2018 Estimate of US Cancer Statistics (link to source)

Singlera ctmDNA China Cancer Statistics

2015 Estimate of China Cancer Statistics (link to source)

Here is the thought experiment: take the top three types of cancer in each country, and assume an early detection implementation where the level of cancer mortality reduction in each case is a 40% reduction (the prior three screening tests achieved 30%, 40% and 70% per the above). What would be the total number of lives saved once 40% reduction were achieved across the top 3?

For the US, the top 3 by deaths are lung, colorectal and breast, totalling 98,240 lives saved; for China, the top 3 by deaths are lung, stomach and liver, totalling 612,120.

While biology is not engineering, there is reason to be optimistic that tools such as methylation haplotyping can point the way to specific and sensitive early detection screening tools to bring the mortality rate of cancer drastically down.
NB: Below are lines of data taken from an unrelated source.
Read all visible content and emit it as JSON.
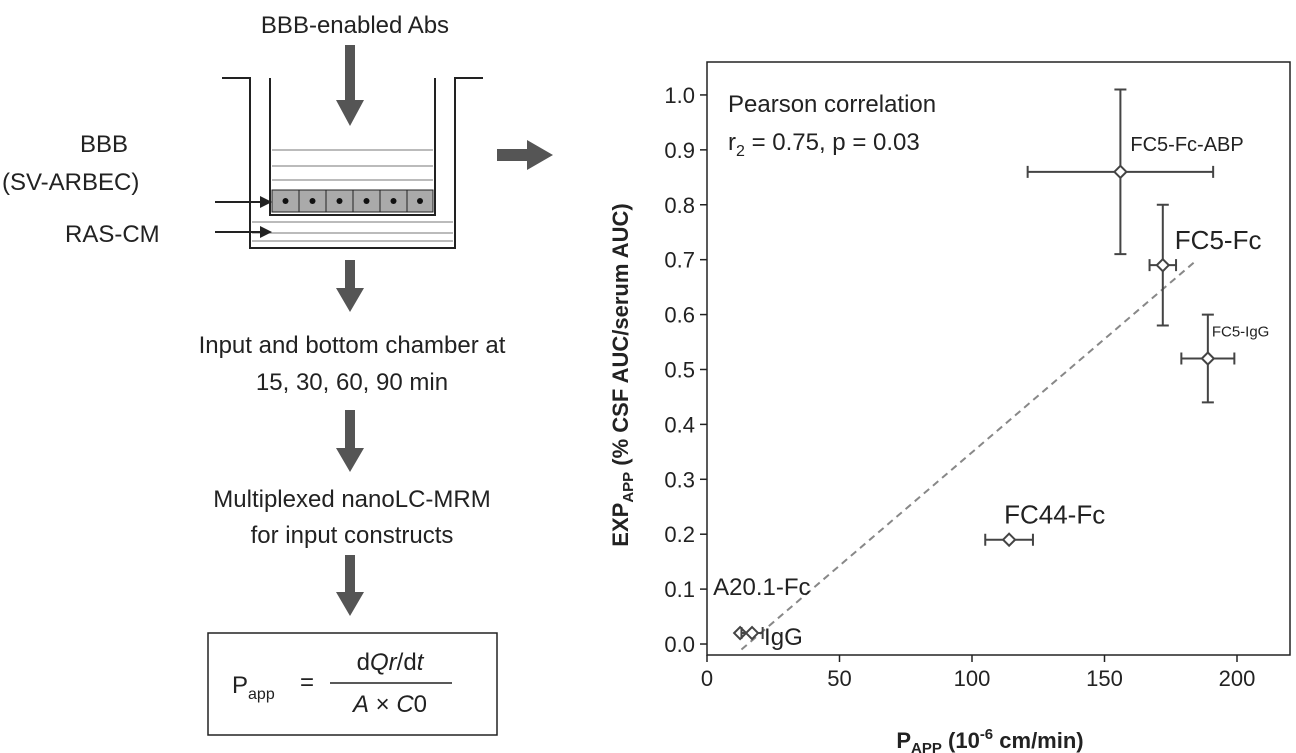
{
  "diagram": {
    "top_label": "BBB-enabled Abs",
    "bbb_label": "BBB",
    "bbb_cells": "(SV-ARBEC)",
    "medium_label": "RAS-CM",
    "step1": [
      "Input and bottom chamber at",
      "15, 30, 60, 90 min"
    ],
    "step2": [
      "Multiplexed nanoLC-MRM",
      "for input constructs"
    ],
    "formula": {
      "lhs": "P",
      "lhs_sub": "app",
      "eq": "=",
      "num": [
        "d",
        "Qr",
        "/d",
        "t"
      ],
      "den": [
        "A",
        " × ",
        "C",
        "0"
      ]
    }
  },
  "chart_data": {
    "type": "scatter",
    "annotations": [
      "Pearson correlation",
      {
        "pre": "r",
        "sub": "2",
        "post": " = 0.75, p = 0.03"
      }
    ],
    "xlabel": {
      "main": "P",
      "sub": "APP",
      "mid": "  (10",
      "sup": "-6",
      "post": " cm/min)"
    },
    "ylabel": {
      "main": "EXP",
      "sub": "APP",
      "post": "  (% CSF AUC/serum AUC)"
    },
    "xlim": [
      0,
      220
    ],
    "ylim": [
      -0.02,
      1.06
    ],
    "xticks": [
      0,
      50,
      100,
      150,
      200
    ],
    "yticks": [
      {
        "value": 0,
        "label": "0.0"
      },
      {
        "value": 0.1,
        "label": "0.1"
      },
      {
        "value": 0.2,
        "label": "0.2"
      },
      {
        "value": 0.3,
        "label": "0.3"
      },
      {
        "value": 0.4,
        "label": "0.4"
      },
      {
        "value": 0.5,
        "label": "0.5"
      },
      {
        "value": 0.6,
        "label": "0.6"
      },
      {
        "value": 0.7,
        "label": "0.7"
      },
      {
        "value": 0.8,
        "label": "0.8"
      },
      {
        "value": 0.9,
        "label": "0.9"
      },
      {
        "value": 1.0,
        "label": "1.0"
      }
    ],
    "color": "#444444",
    "trendline": {
      "x": [
        13,
        185
      ],
      "values": [
        -0.01,
        0.7
      ],
      "color": "#888888"
    },
    "series": [
      {
        "name": "FC5-Fc-ABP",
        "x": [
          156
        ],
        "values": [
          0.86
        ],
        "xerr": [
          35
        ],
        "yerr": [
          0.15
        ]
      },
      {
        "name": "FC5-Fc",
        "x": [
          172
        ],
        "values": [
          0.69
        ],
        "xerr": [
          5
        ],
        "yerr": [
          0.11
        ]
      },
      {
        "name": "FC5-IgG",
        "x": [
          189
        ],
        "values": [
          0.52
        ],
        "xerr": [
          10
        ],
        "yerr": [
          0.08
        ]
      },
      {
        "name": "FC44-Fc",
        "x": [
          114
        ],
        "values": [
          0.19
        ],
        "xerr": [
          9
        ]
      },
      {
        "name": "A20.1-Fc",
        "x": [
          12.5
        ],
        "values": [
          0.02
        ]
      },
      {
        "name": "IgG",
        "x": [
          17
        ],
        "values": [
          0.02
        ],
        "xerr": [
          4
        ]
      }
    ]
  }
}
1. Pande, V. Sci American (2018) How to Engineer Biology. https://blogs.scientificamerican.com/observations/how-to-engineer-biology/

2. Lowe, D. AAAS/Science In the Pipeline (2018) Engineering Biology, For Real? https://blogs.sciencemag.org/pipeline/archives/2018/11/12/engineering-biology-for-real

3. National Cancer Institute United States; Surveillance, Epidemiology, and End Results Program. Cancer Stat Facts: Cancer of Any Site. https://seer.cancer.gov/statfacts/html/all.html

4. Chen W. and He J. et al. CA Cancer J Clin. (2016) Cancer statistics in China, 2015. PubMed PMID: 26808342.